Aragon, Henri Matisse, roman

Aragon, Henri Matisse, roman, Baudelaire, lithographie

                       Matisse et Baudelaire

 

   J'ai raconté ce drame ailleurs : cette longue et rapide rêverie d'Henri Matisse autour de Baudelaire détruite par un accident technique, trente lithographies perdues dont ne restait que le témoignage de la photographie, et comment le peintre songea à les refaire d'après la photographie, et comment il renonça à ces dessins refaits, parce que si beaux qu'ils fussent l'élan n'y était plus, l'esprit de Baudelaire.

   Les voici pourtant, dont, cinq ou six, nous allons garder jalousement le souvenir. Comme une leçon que nous donne Matisse, un exemple : le renoncement de sa créature par le créateur, Éve de son dieu refusée pour n'être pas celle qui au serpent cèdera. Plus tard les peintres viendront comparer à ces photographies par Matisse préférées et qui vont illustrer Les Fleurs du Mal, ces redites de sa première pensée, et qu'il aura délibérément écartées. Ils apprendront le choix, cette auto-chirurgie de l'artiste. Ils verront Matisse brisant le miroir où seul se regarde Matisse, et ne transparaît plus Baudelaire. Et peut-être prendront-ils peur devant eux-mêmes, leur facile satisfaction d'eux-mêmes. Il y a de quoi vaciller.
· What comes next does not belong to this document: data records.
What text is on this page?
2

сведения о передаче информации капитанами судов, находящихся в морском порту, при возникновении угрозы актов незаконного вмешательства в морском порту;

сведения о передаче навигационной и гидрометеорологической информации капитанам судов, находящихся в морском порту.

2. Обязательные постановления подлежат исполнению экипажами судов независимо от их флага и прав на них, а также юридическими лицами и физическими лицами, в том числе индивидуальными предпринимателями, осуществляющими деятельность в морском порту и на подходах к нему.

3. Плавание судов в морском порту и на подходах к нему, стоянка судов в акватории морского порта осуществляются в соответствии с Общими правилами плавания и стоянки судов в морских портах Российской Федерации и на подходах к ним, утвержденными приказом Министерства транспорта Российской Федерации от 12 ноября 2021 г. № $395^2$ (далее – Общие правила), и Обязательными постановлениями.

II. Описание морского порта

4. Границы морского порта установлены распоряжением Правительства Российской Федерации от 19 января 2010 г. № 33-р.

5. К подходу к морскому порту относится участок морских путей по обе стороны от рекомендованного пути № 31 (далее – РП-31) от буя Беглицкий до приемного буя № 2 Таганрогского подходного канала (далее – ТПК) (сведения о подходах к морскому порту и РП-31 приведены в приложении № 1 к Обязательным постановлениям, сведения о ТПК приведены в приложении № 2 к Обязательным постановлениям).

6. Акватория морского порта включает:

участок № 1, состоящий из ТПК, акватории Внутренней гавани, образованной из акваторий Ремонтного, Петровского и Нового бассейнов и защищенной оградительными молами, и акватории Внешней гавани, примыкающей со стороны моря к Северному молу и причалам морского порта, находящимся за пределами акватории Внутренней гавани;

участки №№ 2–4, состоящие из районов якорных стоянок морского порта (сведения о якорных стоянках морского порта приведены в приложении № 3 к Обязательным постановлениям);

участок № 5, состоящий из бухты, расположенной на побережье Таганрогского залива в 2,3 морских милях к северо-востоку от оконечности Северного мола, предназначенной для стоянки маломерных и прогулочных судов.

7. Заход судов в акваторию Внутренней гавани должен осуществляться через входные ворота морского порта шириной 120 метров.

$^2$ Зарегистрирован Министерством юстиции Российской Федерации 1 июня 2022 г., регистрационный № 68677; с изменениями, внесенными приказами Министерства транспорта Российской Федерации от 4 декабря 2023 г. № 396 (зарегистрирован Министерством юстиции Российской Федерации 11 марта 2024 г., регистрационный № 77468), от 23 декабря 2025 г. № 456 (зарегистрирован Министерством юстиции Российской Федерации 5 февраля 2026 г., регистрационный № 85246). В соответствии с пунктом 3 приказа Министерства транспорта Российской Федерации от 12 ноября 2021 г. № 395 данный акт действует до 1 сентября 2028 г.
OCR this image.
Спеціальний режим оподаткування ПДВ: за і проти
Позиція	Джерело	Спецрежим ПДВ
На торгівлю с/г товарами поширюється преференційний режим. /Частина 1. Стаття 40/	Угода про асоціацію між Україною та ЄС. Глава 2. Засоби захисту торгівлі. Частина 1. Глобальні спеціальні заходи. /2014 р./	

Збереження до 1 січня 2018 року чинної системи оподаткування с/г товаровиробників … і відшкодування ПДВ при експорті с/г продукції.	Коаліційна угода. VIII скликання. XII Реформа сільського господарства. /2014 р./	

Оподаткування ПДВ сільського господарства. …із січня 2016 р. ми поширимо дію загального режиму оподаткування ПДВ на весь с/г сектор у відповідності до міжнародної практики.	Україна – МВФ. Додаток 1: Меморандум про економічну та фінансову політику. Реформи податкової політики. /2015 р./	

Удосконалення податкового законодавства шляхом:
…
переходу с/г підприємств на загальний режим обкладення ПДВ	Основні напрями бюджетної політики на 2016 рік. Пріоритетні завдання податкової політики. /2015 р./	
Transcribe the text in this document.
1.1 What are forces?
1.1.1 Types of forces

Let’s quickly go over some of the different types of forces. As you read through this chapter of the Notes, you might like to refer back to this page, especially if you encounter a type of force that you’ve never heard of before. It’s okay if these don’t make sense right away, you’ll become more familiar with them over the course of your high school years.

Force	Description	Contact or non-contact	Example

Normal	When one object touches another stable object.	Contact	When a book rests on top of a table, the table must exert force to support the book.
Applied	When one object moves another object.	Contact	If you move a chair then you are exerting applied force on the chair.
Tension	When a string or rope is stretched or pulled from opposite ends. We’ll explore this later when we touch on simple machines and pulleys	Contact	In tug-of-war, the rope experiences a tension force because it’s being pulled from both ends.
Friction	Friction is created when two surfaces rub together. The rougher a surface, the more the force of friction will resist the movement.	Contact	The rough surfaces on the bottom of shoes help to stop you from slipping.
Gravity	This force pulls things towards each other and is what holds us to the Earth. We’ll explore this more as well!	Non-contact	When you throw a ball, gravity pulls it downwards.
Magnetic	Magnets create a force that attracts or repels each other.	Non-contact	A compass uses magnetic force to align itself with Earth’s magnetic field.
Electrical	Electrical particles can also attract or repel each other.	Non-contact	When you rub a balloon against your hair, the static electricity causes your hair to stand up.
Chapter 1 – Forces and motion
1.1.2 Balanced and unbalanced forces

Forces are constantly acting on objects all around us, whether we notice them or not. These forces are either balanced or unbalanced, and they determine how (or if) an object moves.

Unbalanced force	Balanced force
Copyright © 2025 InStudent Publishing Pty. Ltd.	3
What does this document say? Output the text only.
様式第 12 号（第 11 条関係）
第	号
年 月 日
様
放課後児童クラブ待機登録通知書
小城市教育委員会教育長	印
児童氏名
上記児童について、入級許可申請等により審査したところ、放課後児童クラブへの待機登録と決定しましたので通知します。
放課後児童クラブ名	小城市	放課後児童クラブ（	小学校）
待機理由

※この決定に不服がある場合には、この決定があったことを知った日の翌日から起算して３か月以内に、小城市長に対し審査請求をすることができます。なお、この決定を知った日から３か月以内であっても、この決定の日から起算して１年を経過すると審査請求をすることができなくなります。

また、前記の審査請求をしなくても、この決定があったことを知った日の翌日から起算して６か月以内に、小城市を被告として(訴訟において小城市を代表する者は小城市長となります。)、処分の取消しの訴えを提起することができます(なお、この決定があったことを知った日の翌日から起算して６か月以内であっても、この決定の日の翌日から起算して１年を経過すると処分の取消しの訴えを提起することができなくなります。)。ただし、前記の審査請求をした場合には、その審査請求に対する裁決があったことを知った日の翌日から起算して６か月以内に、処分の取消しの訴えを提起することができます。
   Comment avec des mots parler le langage à ces dessins répondant, ce langage d'absence, où chaque flexion de la syntaxe impliquerait l'effacement de la chose exprimée, la disparition de Baudelaire ? L'étrange de cette aventure est que, Baudelaire évanoui, demeurent les interprètes de Baudelaire ; Matisse, si l'on veut, mais enfin Matisse que nous voyons dans les yeux des acteurs, tout à l'heure récitant L'Invitation au Voyage ou La Chute d'un Icare, Matisse dans l'absence de Baudelaire, la présence de Matisse dans l'absence de Baudelaire, ; et par là de lui-même différent (je cherche avec impatience le vocabulaire de cette nuit éclairée).

 

Aragon, Henri Matisse, roman, Quarto  Gallimard, 1998 [1971], p. 457 et 459.